Esta más cerca de lo que imaginaba

 

Les cuento: Decidí escaparme del aeropuerto hasta el centro histórico de Ciudad de Méjico, porque faltaban más de 3 horas para el vuelo a Santo Domingo. Indique al taxista que me llevara a la Catedral, pero respondió que había corte de calles por una manifestación, y me ofreció: “puedo llevarlo al santuario donde van todos los que vienen de afuera”. Inmediatamente entendí que se trataba del santuario de Nuestra Señora de Guadalupe, que yo imaginaba más lejos de la ciudad. “¡Claro que sí, lléveme ahí!”.
Descubrí la cúpula de la inmensa basílica varias cuadras antes, entre los otros edificios y los toldos de los puestos de venta de comida y objetos religiosos, hasta que llegue a la gran emplanada de los dos templos, el antiguo y el nuevo mucho más grande. Detrás, el cerro Tepeyac donde Ella habló con Juan Diego. Entendí que lo que ya veía de lejos, a través de la puerta ancha, era el cuadro de la Virgen, y ahí me cayó de golpe sobre el cuerpo y el alma el hábito del peregrino. Quedé mudo, no me venía ninguna oración ni pensamiento. No me animaba a levantar los ojos para ir reconociendo poco a poco la imagen de la Madre de Latinoamérica, a quien hace 30 años prometí visitar como peregrino. No podía creer que ya estuviera ahí. Después de ver a varios que entraban al templo de rodillas y la concentración de los devotos en oración, levanté los ojos con emoción y asombro y la miré.
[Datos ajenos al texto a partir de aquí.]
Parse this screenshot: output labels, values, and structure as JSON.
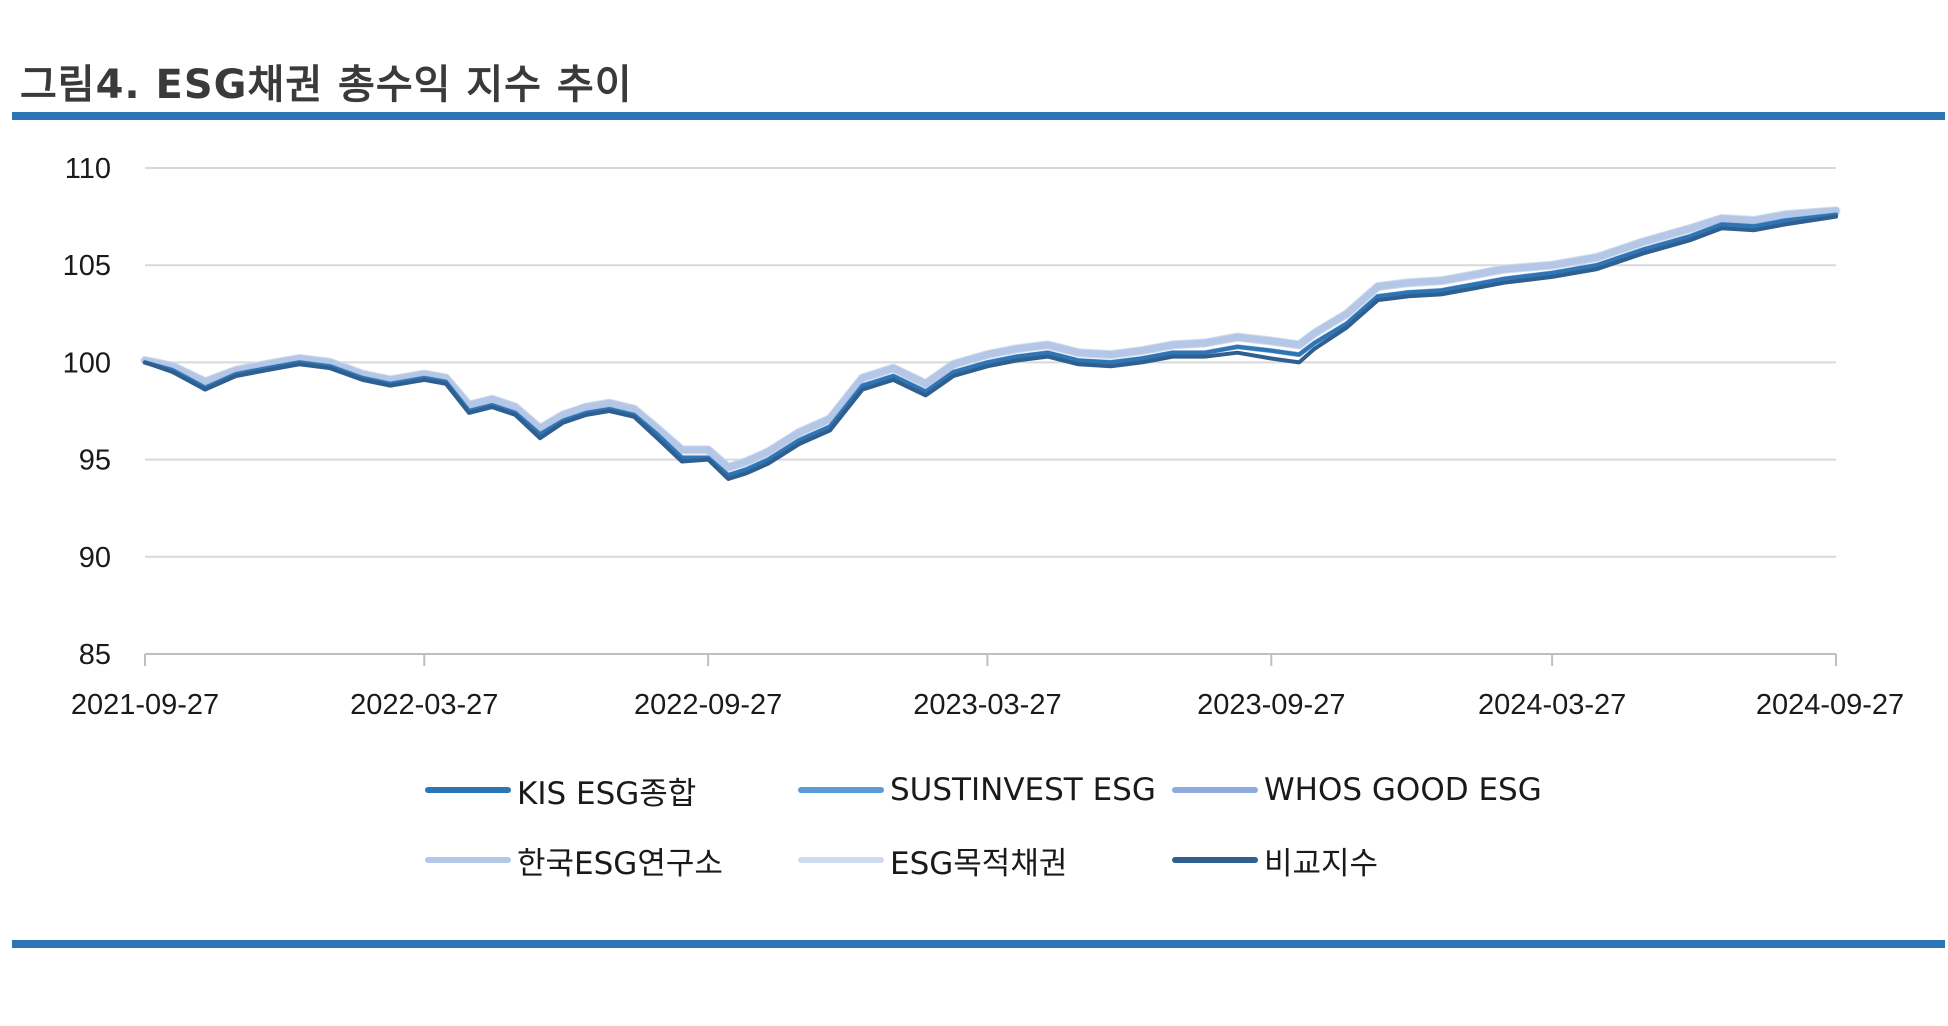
{
  "figure": {
    "title": "그림4. ESG채권 총수익 지수 추이"
  },
  "chart_data": {
    "type": "line",
    "title": "그림4. ESG채권 총수익 지수 추이",
    "xlabel": "",
    "ylabel": "",
    "ylim": [
      85,
      110
    ],
    "yticks": [
      "110",
      "105",
      "100",
      "95",
      "90",
      "85"
    ],
    "xticks": [
      "2021-09-27",
      "2022-03-27",
      "2022-09-27",
      "2023-03-27",
      "2023-09-27",
      "2024-03-27",
      "2024-09-27"
    ],
    "grid": "horizontal",
    "legend_position": "bottom",
    "x": [
      "2021-09-27",
      "2021-10-15",
      "2021-11-05",
      "2021-11-25",
      "2021-12-15",
      "2022-01-05",
      "2022-01-25",
      "2022-02-15",
      "2022-03-05",
      "2022-03-27",
      "2022-04-10",
      "2022-04-25",
      "2022-05-10",
      "2022-05-25",
      "2022-06-10",
      "2022-06-25",
      "2022-07-10",
      "2022-07-25",
      "2022-08-10",
      "2022-08-25",
      "2022-09-10",
      "2022-09-27",
      "2022-10-10",
      "2022-10-22",
      "2022-11-05",
      "2022-11-25",
      "2022-12-15",
      "2023-01-05",
      "2023-01-25",
      "2023-02-15",
      "2023-03-05",
      "2023-03-27",
      "2023-04-15",
      "2023-05-05",
      "2023-05-25",
      "2023-06-15",
      "2023-07-05",
      "2023-07-25",
      "2023-08-15",
      "2023-09-05",
      "2023-09-27",
      "2023-10-15",
      "2023-10-25",
      "2023-11-15",
      "2023-12-05",
      "2023-12-25",
      "2024-01-15",
      "2024-02-05",
      "2024-02-25",
      "2024-03-27",
      "2024-04-25",
      "2024-05-25",
      "2024-06-25",
      "2024-07-15",
      "2024-08-05",
      "2024-08-25",
      "2024-09-27"
    ],
    "series": [
      {
        "name": "KIS ESG종합",
        "color": "#2e75b6",
        "values": [
          100.0,
          99.6,
          98.7,
          99.4,
          99.7,
          100.0,
          99.8,
          99.2,
          98.9,
          99.2,
          99.0,
          97.5,
          97.8,
          97.4,
          96.3,
          97.0,
          97.4,
          97.6,
          97.3,
          96.3,
          95.1,
          95.1,
          94.2,
          94.5,
          95.0,
          96.0,
          96.7,
          98.8,
          99.3,
          98.5,
          99.5,
          100.0,
          100.3,
          100.5,
          100.1,
          100.0,
          100.2,
          100.5,
          100.5,
          100.8,
          100.6,
          100.4,
          101.0,
          102.0,
          103.4,
          103.6,
          103.7,
          104.0,
          104.3,
          104.6,
          105.0,
          105.8,
          106.5,
          107.1,
          107.0,
          107.3,
          107.6
        ]
      },
      {
        "name": "SUSTINVEST ESG",
        "color": "#5b9bd5",
        "values": [
          100.0,
          99.6,
          98.7,
          99.4,
          99.7,
          100.0,
          99.8,
          99.2,
          98.9,
          99.2,
          99.0,
          97.5,
          97.8,
          97.4,
          96.3,
          97.0,
          97.4,
          97.6,
          97.3,
          96.3,
          95.1,
          95.1,
          94.2,
          94.5,
          95.0,
          96.0,
          96.7,
          98.8,
          99.3,
          98.5,
          99.5,
          100.0,
          100.3,
          100.5,
          100.1,
          100.0,
          100.2,
          100.5,
          100.5,
          100.8,
          100.6,
          100.4,
          101.0,
          102.0,
          103.4,
          103.6,
          103.7,
          104.0,
          104.3,
          104.6,
          105.0,
          105.8,
          106.5,
          107.1,
          107.0,
          107.3,
          107.6
        ]
      },
      {
        "name": "WHOS GOOD ESG",
        "color": "#8faadc",
        "values": [
          100.0,
          99.6,
          98.7,
          99.4,
          99.7,
          100.0,
          99.8,
          99.2,
          98.9,
          99.2,
          99.0,
          97.5,
          97.8,
          97.4,
          96.3,
          97.0,
          97.4,
          97.6,
          97.3,
          96.3,
          95.1,
          95.1,
          94.2,
          94.5,
          95.0,
          96.0,
          96.7,
          98.8,
          99.3,
          98.5,
          99.5,
          100.0,
          100.3,
          100.5,
          100.1,
          100.0,
          100.2,
          100.5,
          100.5,
          100.8,
          100.6,
          100.4,
          101.0,
          102.0,
          103.4,
          103.6,
          103.7,
          104.0,
          104.3,
          104.6,
          105.0,
          105.8,
          106.5,
          107.1,
          107.0,
          107.3,
          107.6
        ]
      },
      {
        "name": "한국ESG연구소",
        "color": "#b4c7e7",
        "values": [
          100.1,
          99.8,
          99.0,
          99.6,
          99.9,
          100.2,
          100.0,
          99.4,
          99.1,
          99.4,
          99.2,
          97.8,
          98.1,
          97.7,
          96.6,
          97.3,
          97.7,
          97.9,
          97.6,
          96.6,
          95.5,
          95.5,
          94.6,
          94.9,
          95.4,
          96.4,
          97.1,
          99.2,
          99.7,
          98.9,
          99.9,
          100.4,
          100.7,
          100.9,
          100.5,
          100.4,
          100.6,
          100.9,
          101.0,
          101.3,
          101.1,
          100.9,
          101.5,
          102.5,
          103.9,
          104.1,
          104.2,
          104.5,
          104.8,
          105.0,
          105.4,
          106.2,
          106.9,
          107.4,
          107.3,
          107.6,
          107.8
        ]
      },
      {
        "name": "ESG목적채권",
        "color": "#d0dcee",
        "values": [
          100.1,
          99.8,
          99.0,
          99.6,
          99.9,
          100.2,
          100.0,
          99.4,
          99.1,
          99.4,
          99.2,
          97.8,
          98.1,
          97.7,
          96.6,
          97.3,
          97.7,
          97.9,
          97.6,
          96.6,
          95.5,
          95.5,
          94.6,
          94.9,
          95.4,
          96.4,
          97.1,
          99.2,
          99.7,
          98.9,
          99.9,
          100.4,
          100.7,
          100.9,
          100.5,
          100.4,
          100.6,
          100.9,
          101.0,
          101.3,
          101.1,
          100.9,
          101.5,
          102.5,
          103.9,
          104.1,
          104.2,
          104.5,
          104.8,
          105.0,
          105.4,
          106.2,
          106.9,
          107.4,
          107.3,
          107.6,
          107.8
        ]
      },
      {
        "name": "비교지수",
        "color": "#2f5f8f",
        "values": [
          100.0,
          99.5,
          98.6,
          99.3,
          99.6,
          99.9,
          99.7,
          99.1,
          98.8,
          99.1,
          98.9,
          97.4,
          97.7,
          97.3,
          96.1,
          96.9,
          97.3,
          97.5,
          97.2,
          96.1,
          94.9,
          95.0,
          94.0,
          94.3,
          94.8,
          95.8,
          96.5,
          98.6,
          99.1,
          98.3,
          99.3,
          99.8,
          100.1,
          100.3,
          99.9,
          99.8,
          100.0,
          100.3,
          100.3,
          100.5,
          100.2,
          100.0,
          100.7,
          101.8,
          103.2,
          103.4,
          103.5,
          103.8,
          104.1,
          104.4,
          104.8,
          105.6,
          106.3,
          106.9,
          106.8,
          107.1,
          107.5
        ]
      }
    ]
  }
}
Hoy, alojado ya en Ciudad de Méjico, no esperé la visita al Santuario programada en el encuentro jesuita, y volví a visitar a la Virgen con ruegos bien precisos en el corazón, pero sintiendo que estar ahí y mirarla, es ya una oración profunda.
Contemplando la milagrosa imagen, me impresiona que sea el mismo poncho del indio Juan Diego el que está ahí, como una foto de la Madre de Dios y nuestra. 
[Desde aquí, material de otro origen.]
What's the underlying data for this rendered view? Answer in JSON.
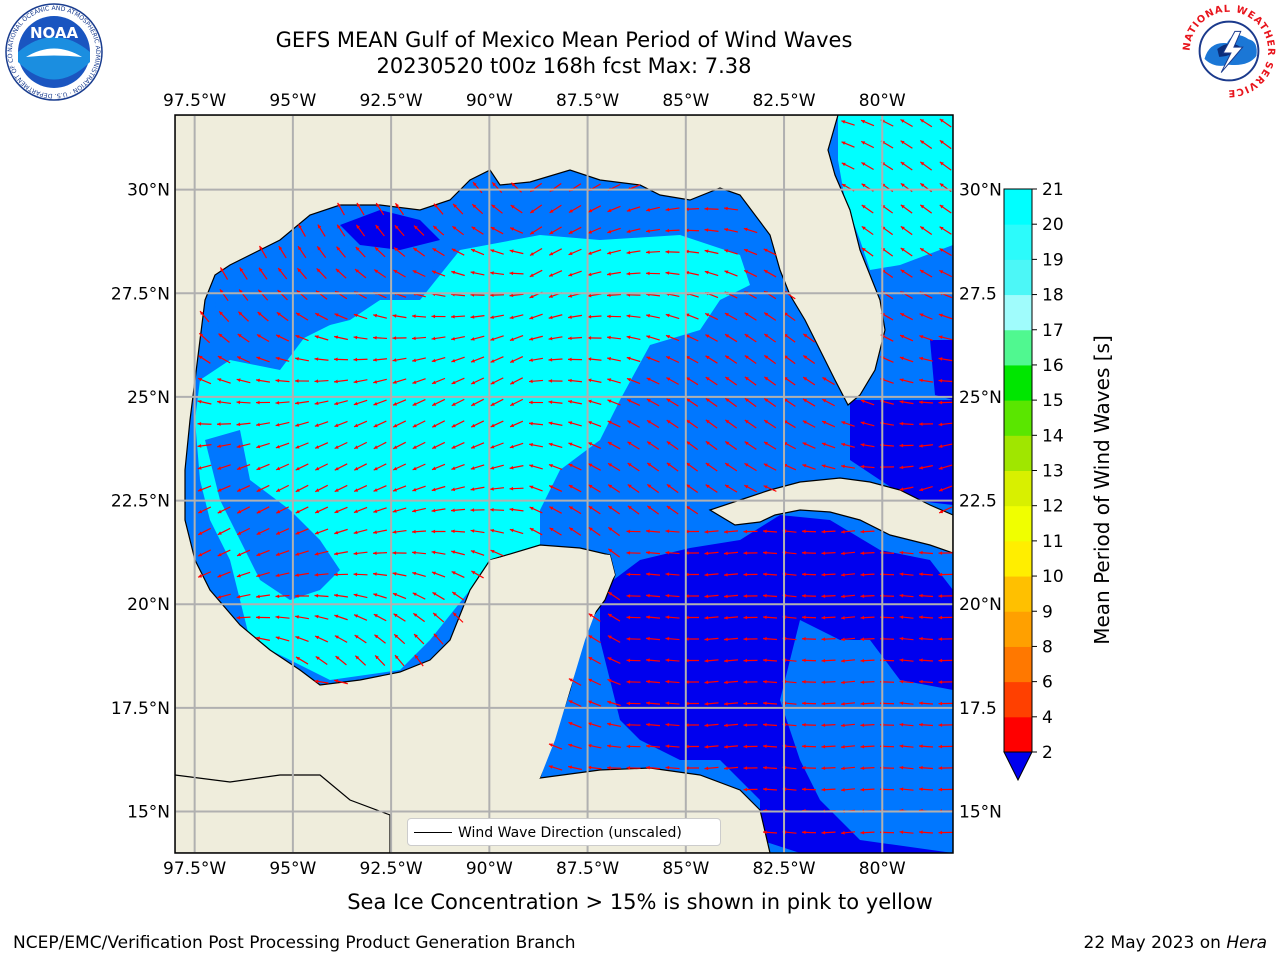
{
  "header": {
    "title_line1": "GEFS MEAN Gulf of Mexico Mean Period of Wind Waves",
    "title_line2": "20230520 t00z 168h fcst   Max: 7.38"
  },
  "logos": {
    "noaa_text": "NOAA",
    "noaa_ring": "NATIONAL OCEANIC AND ATMOSPHERIC ADMINISTRATION · U.S. DEPARTMENT OF COMMERCE",
    "nws_ring": "NATIONAL WEATHER SERVICE"
  },
  "map": {
    "lon_labels": [
      "97.5°W",
      "95°W",
      "92.5°W",
      "90°W",
      "87.5°W",
      "85°W",
      "82.5°W",
      "80°W"
    ],
    "lat_labels_left": [
      "30°N",
      "27.5°N",
      "25°N",
      "22.5°N",
      "20°N",
      "17.5°N",
      "15°N"
    ],
    "lat_labels_right": [
      "30°N",
      "27.5",
      "25°N",
      "22.5",
      "20°N",
      "17.5",
      "15°N"
    ],
    "extent": {
      "lon": [
        -98,
        -78.2
      ],
      "lat": [
        14,
        31.8
      ]
    },
    "colors": {
      "land": "#efeddc",
      "coast": "#000000",
      "grid": "#b0b0b0",
      "arrow": "#ff0000"
    },
    "legend_label": "Wind Wave Direction (unscaled)"
  },
  "colorbar": {
    "label": "Mean Period of Wind Waves [s]",
    "ticks": [
      "2",
      "4",
      "6",
      "8",
      "9",
      "10",
      "11",
      "12",
      "13",
      "14",
      "15",
      "16",
      "17",
      "18",
      "19",
      "20",
      "21"
    ],
    "colors": [
      "#0077ff",
      "#00ffff",
      "#2cfbfb",
      "#4cf7f7",
      "#a0fcfc",
      "#50f890",
      "#00e600",
      "#5ae600",
      "#a0e600",
      "#d8f000",
      "#f0ff00",
      "#ffee00",
      "#ffc000",
      "#ffa000",
      "#ff7800",
      "#ff4000",
      "#ff0000"
    ],
    "under_color": "#0000ee"
  },
  "caption": "Sea Ice Concentration > 15% is shown in pink to yellow",
  "footer": {
    "left": "NCEP/EMC/Verification Post Processing Product Generation Branch",
    "date": "22 May 2023 on ",
    "machine": "Hera"
  }
}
El 15 de agosto celebramos la Asunción de María al cielo. En las imágenes orientales es la Dormición de la Virgen Madre, porque María de Nazaret no murió. Jesús resucitado sostiene en sus brazos el alma de María, detrás de los apóstoles que contemplan su cuerpo dormido. En las imágenes occidentales María de Nazaret se eleva sobre una nube que sostienen los ángeles. En cualquier caso la Madre de Dios y Madre nuestra no nos abandona, sigue haciendo de madre en el cielo, y nos visita con grandes milagros y caricias al alma, como se puede comprobar en las apariciones de nuestra Señora de Guadalupe en Méjico. Como dice el canto que escuche en el Santuario: “La Virgen María bajo del cielo al Tepeyac”.